Hooked into the machine
I’ve been working on a serious post on seed legislation, GM crops and sustainability, but it’s going to take me a little longer to finish. I’m struggling to find time to research the issue thoroughly and I really want to make sure I’m properly informed. In the meantime, here’s something I wrote a little while ago and didn’t get around to posting. Hopefully I’ll have some science-based content ready for you soon! T.
Recently I realised, really properly realised, that my life is completely dependent on modern technological society.
It’s something I’ve been aware of, to some extent, but it’s only now that it’s really clicked how total that dependency is. I’m not talking the small stuff, like how I derive my income, clothe myself and support my lifestyle. I’m not talking about the medium stuff, like my dependence on modern agriculture, transport, water and sanitation systems. Yes, if those systems collapsed right now I’d be in a lot of strife. Our society would fail and life would be extremely different and difficult, but it wouldn’t kill me. The loss of modern medicine? That would.

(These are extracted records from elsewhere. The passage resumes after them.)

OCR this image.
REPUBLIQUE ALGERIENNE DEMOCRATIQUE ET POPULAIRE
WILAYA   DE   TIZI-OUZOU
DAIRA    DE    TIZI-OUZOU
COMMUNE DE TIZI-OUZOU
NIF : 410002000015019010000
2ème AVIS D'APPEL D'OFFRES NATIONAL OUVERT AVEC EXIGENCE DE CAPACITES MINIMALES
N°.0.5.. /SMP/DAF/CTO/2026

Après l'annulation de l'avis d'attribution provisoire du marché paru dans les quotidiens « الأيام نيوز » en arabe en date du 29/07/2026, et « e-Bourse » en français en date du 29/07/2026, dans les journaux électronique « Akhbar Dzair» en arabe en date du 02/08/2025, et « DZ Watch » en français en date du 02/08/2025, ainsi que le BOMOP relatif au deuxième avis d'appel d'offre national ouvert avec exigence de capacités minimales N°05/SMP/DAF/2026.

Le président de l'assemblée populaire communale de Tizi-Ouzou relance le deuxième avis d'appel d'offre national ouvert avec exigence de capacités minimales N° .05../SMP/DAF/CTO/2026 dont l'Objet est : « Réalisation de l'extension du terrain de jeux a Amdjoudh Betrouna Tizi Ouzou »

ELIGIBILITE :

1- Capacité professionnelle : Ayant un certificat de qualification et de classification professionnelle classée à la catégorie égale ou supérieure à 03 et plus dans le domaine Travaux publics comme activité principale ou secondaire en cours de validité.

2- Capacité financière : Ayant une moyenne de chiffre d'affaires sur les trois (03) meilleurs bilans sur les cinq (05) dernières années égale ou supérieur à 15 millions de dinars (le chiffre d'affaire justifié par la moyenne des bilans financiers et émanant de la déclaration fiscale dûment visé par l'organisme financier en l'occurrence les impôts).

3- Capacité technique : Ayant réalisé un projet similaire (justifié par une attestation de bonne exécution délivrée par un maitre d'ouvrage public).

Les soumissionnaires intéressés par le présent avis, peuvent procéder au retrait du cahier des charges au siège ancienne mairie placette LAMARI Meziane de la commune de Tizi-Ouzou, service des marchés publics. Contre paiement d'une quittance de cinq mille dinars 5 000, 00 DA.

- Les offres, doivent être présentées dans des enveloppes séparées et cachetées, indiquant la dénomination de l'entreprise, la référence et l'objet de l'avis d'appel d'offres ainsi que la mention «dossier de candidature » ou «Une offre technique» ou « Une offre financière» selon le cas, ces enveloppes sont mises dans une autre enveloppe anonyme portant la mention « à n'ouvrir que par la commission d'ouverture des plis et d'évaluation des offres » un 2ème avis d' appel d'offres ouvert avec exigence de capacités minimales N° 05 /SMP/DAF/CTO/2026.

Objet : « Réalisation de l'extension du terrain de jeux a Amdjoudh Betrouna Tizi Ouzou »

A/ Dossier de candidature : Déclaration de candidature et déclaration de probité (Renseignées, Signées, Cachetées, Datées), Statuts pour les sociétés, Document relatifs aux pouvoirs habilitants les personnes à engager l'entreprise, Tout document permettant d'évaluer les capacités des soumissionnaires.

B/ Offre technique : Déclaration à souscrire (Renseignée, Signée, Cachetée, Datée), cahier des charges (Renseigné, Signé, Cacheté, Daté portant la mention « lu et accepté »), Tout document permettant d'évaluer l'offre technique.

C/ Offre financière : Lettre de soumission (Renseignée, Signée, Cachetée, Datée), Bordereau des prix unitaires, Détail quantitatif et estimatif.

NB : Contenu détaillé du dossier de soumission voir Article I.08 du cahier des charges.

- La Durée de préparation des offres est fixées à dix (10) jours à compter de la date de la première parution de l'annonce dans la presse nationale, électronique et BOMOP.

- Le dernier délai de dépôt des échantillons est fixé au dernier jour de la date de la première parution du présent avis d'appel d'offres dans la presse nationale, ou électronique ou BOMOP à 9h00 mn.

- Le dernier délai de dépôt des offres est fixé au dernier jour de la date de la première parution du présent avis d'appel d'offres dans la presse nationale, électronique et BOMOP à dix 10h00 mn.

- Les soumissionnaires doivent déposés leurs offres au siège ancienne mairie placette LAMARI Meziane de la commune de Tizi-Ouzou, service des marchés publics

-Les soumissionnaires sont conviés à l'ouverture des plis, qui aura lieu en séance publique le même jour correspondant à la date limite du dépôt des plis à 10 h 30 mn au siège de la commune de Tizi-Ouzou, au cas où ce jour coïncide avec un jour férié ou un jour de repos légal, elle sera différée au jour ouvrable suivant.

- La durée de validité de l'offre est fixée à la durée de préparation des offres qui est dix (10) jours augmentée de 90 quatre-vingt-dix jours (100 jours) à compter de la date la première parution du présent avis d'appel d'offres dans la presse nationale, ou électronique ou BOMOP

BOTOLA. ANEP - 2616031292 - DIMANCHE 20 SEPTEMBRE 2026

I am medication-dependent. I have no thyroid gland. We killed mine, modern medicine and I, bombarding it with radiation until my ability to regulate my own metabolism was no more. There was nothing wrong with my thyroid, per se. We killed it because we couldn’t find a way to stop my immune system from attacking it, and with a rogue immune response on the rampage I was pretty sick and would eventually get terminally so or go into thyroid burn-out anyway.
I am medication-dependent. My life depends on the technological-industrial machine. Somewhere they make synthetic thyroid hormone, press it into tablets and pack it into blister-packs of 100 doses. From that somewhere they ship it great distances to my local pharmacy, where it finds its way to me. They need to be refrigerated, my little life pills, as the hormone starts breaking down after two weeks at ambient temperatures.
I am medication-dependent. I need access to a doctor who understands my ailment. I need routine blood tests to confirm my synthetic dose. I need international freight, aluminium blister packaging and refrigeration just to survive. That means I need the mining, mineral processing, manufacturing, petroleum, transport, refrigeration, pharmaceutical and health-care industries so that I can stay alive. I am completely dependent on the system, and that’s a very sobering thought indeed.
If I go off-grid, I get sick and I die.
How many of us are there? Every person with a thyroid condition, with insulin-dependent diabetes, with rheumatoid arthritis or one of hundreds of other non-terminal-if-treated conditions. Millions of us, all dependent on the technological-industrial complex to keep our bodies functioning, to stay alive.
Today I was seriously thinking about my future, about where I want to go, what I want to do with this one precious shot at life. I want to change the world, but at the same time I have to live within it. I could choose to reject this modern technological society, to live outside it, truly sustainably and free, but to do so would, ironically, be choosing to die.
A grim choice, indeed, but one I’m lucky to even be able to make because I had the good fortune to be born here, in the turn-of-the-century developed world. I got sick and modern medicine took care of me. For how many others is there no choice at all? No access to the life-saving interventions and drugs we rarely stop to consider? It’s making me stop and really think about what a human life is worth versus the value of our planet and the ecosystems that support the whole 7 billion (and rising) of us. Is it justified, this environmentally-costly medical intervention? I’m certainly very happy to be alive and in good health, and being aware of just how tenuous good health can be, has driven me to make the most of the time I have here, to try to leave the world in a better state, but is my life really worth it? Am I worth the sum of my impacts? Is caring for the sick environmentally sound?
Whatever the answers, I know I’m incredibly privileged to be here, to have the machine on my side. I’m forever grateful to my doctors and for everything that goes into these little white pills that keep me alive. I can’t opt out of the machine now, my life is tied to it, but I can choose what I do with this life. I’m lucky to be here, the least I can do is try to make the world a better place, not just for me, but for everyone.